With
Sleeping Giant staying closed this winter, I bought a season pass to
Red Lodge Mountain Resort in Montana.
After a solid season (about 30 days), I can say Red Lodge is a nice local hill; like any resort, it has its advantages and disadvantages. If I lived in the town of Red Lodge, with the ski area mere minutes away, it would be a near perfect local mountain.
Its terrain park has a lot of good rails (and a wall ride that was open sporadically), but the big kickers are icy and not maintained or formed very well. The crew does a good job of starting out the season with smaller, easier features and replacing them with larger, more difficult ones as the season progresses, which is what the park crews do at larger resorts.
The day-to-day maintenance of the park, however, was a little lacking. After big snowfalls or sunny spring days, the kickers and landings would get rutted and icy, and it could be several days before they were given any TLC (if the features ever got any at all - often they'd just rope off the wall ride).
The terrain at Red Lodge has something for everyone, cruisers, bumps and steeps, although the trees are packed a little tighter than some of the best Colorado glades and sometimes the snow was so scarce that the groundfall made the best lines sketchy, at best.
The snow was unpredictable. After a good start, the snowfall tapered off before getting about three weeks of huge spring dumps at the end of the season (see the screenshot - yes, that says 80 inches in the past seven days, and that was just one of the three weeks).
I rode the deepest powder I ever have in April on a Monday. Red Lodge was reporting 19 inches, but everywhere on the mountain, the snow was knee-to-hip deep on me. It was even nice, light, fluffy powder, not the wet cement typical of April in the Rockies, but you still had to be careful and stay to pretty steep terrain or risk getting stuck in waist-deep snow and having to posthole your way out. And since it was Monday, my buddy and I had fresh tracks from 9 a.m. all the way until 4 p.m. when they close the lifts.
I only had to wait in lift lines a few times all season (for about 10 minutes), all during the busy holiday season. And I rode mostly on weekends this year.
The ski area has few drawbacks, though.
The main lift is an attached triple, and one of the two high-speed quads on the mountain didn't open until the last three weeks or so of the season after spring storms dumped feet upon feet of fresh powder.
The lift, Palisades, has some great terrain (it reminds me of Northwoods at Vail), but it doesn't get a lot of snow and has limited snowmaking capability. On the bright side, those few weeks this winter were the first time Palisades had turned in three years.
Red Lodge Mountain also requires snowboarders to wear a leash. The staff says it's Montana law, but after hearing someone complain that Bridger Bowl and Big Sky don't require leashes, it's my suspicion that Montana law (like Colorado law) requires something to the effect of "devices to prevent runaway equipment," and Red Lodge interprets that as leashes.

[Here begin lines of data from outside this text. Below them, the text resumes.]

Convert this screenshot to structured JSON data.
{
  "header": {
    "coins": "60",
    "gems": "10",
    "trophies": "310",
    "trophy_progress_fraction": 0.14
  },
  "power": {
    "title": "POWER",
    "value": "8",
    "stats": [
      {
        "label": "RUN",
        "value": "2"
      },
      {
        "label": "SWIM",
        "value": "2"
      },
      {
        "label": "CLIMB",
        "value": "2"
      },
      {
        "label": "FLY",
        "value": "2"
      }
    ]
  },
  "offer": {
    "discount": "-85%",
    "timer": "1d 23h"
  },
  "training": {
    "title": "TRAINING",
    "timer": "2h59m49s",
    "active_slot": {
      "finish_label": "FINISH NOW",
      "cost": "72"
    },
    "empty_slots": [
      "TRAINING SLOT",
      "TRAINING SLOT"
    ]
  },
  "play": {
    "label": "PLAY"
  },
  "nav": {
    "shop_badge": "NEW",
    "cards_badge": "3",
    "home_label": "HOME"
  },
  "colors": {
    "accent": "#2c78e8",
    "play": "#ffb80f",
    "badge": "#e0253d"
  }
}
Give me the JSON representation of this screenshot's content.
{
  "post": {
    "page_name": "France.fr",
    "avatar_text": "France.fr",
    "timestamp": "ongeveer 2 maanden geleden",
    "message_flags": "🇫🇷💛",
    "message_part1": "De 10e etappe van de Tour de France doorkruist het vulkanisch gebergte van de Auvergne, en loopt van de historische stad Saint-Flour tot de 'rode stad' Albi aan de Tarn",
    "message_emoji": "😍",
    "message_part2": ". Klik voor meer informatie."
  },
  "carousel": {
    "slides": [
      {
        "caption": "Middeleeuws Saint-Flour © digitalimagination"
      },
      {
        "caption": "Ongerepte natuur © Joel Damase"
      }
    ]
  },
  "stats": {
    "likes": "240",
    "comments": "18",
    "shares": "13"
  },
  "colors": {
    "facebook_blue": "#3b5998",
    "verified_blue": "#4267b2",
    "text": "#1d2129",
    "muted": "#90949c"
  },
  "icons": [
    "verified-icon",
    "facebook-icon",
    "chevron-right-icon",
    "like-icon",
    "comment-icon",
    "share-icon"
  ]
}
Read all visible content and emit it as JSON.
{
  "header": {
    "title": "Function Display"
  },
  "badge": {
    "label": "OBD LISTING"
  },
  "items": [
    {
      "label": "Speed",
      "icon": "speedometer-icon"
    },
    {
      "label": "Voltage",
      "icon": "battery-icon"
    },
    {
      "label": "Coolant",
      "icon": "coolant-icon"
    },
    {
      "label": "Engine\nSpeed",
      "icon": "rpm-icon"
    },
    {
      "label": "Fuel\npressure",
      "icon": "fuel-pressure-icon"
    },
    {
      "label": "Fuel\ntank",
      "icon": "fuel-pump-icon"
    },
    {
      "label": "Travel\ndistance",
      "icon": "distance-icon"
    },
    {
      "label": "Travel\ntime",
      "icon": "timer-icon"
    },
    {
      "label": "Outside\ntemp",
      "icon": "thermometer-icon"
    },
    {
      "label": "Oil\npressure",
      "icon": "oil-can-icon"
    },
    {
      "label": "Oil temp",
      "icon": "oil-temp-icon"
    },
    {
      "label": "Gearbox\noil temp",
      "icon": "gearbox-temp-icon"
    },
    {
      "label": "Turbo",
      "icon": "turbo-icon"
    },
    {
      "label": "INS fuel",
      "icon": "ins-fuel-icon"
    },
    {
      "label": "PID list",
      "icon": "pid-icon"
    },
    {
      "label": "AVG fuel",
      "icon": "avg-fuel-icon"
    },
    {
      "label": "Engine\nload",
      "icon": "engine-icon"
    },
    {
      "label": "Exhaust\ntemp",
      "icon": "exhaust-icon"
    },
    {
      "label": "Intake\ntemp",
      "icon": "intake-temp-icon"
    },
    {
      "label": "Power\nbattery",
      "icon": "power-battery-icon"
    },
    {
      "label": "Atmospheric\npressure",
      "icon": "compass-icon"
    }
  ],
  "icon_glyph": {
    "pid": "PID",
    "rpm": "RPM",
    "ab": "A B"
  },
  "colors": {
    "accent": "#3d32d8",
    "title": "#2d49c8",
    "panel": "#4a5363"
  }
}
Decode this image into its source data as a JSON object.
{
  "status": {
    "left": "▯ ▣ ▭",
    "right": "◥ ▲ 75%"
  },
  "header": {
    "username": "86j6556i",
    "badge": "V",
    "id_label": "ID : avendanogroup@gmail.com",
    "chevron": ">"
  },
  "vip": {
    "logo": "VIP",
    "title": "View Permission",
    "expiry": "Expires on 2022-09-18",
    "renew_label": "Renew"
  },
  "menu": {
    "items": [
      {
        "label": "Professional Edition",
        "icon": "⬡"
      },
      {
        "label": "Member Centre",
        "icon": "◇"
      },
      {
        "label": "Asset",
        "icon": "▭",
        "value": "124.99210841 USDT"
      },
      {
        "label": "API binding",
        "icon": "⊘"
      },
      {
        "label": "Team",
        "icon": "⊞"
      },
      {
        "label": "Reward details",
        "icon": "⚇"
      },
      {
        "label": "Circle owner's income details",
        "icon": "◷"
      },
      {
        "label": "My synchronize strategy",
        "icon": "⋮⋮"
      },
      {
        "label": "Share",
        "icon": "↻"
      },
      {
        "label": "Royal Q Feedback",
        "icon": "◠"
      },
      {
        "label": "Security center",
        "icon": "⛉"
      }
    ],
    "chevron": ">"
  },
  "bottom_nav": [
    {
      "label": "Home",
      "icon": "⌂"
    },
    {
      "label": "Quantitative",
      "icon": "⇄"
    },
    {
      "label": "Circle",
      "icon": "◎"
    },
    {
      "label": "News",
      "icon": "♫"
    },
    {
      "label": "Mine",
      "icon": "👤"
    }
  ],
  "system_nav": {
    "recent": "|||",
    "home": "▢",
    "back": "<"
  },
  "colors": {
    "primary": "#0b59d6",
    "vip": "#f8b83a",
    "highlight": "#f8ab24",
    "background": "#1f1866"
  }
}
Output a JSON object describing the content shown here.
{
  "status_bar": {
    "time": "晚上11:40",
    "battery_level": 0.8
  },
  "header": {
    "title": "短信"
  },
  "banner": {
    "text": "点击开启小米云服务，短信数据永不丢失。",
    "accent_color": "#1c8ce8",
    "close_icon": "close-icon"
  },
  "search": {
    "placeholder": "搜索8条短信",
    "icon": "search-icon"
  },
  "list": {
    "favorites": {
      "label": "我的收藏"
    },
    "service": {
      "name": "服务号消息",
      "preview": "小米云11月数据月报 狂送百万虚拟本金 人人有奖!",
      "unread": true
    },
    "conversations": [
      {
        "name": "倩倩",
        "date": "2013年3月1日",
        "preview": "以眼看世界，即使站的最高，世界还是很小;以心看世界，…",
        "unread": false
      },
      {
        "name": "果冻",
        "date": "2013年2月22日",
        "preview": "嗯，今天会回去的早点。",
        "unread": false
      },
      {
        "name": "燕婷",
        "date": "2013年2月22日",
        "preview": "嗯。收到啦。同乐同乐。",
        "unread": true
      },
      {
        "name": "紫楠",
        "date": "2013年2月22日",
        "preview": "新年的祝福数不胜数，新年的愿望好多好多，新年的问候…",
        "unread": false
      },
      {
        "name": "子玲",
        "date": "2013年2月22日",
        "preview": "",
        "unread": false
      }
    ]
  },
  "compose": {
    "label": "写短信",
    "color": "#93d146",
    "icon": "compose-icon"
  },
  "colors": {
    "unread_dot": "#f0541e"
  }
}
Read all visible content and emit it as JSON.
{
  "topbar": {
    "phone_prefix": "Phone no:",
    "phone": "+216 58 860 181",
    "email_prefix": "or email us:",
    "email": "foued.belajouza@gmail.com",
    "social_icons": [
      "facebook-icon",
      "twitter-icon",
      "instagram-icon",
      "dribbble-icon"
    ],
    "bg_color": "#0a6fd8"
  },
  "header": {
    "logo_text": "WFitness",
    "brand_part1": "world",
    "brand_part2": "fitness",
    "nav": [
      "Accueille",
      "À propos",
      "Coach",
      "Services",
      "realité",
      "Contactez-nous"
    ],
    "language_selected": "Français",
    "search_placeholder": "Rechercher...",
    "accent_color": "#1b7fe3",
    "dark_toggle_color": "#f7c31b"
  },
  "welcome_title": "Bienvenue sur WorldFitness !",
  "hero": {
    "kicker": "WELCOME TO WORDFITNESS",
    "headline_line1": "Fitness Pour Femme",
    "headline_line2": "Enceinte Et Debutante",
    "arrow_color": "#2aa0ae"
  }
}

Look, if my bindings come loose from my snowboard, I'm not worried about my equipment (or other skiers or riders), I'm worried about me knees.
One thing I miss about Colorado is being able to gaze at the mountain peaks while riding the chairlift up the hill. Because Red Lodge Resort is on a "front range" mountain, the view off the lifts is of the plains; you only get a glimpse of the Beartooths as you hit the crest of the two peak lifts or from a few vantages at the area's two summits.
But after growing up riding
300 vertical feet of ice, who am I to complain?
Next year, I'll be part of the Sleeping Giant ski patrol and skiing there most of the time, I imagine. Since Ingrid and I both will be working, we'll probably try to get to Jackson Hole or Big Sky for a long weekend, as well. And depending on how Sleeping Giant is, I might just buy a six- or 10-pack for Red Lodge in 2009-10.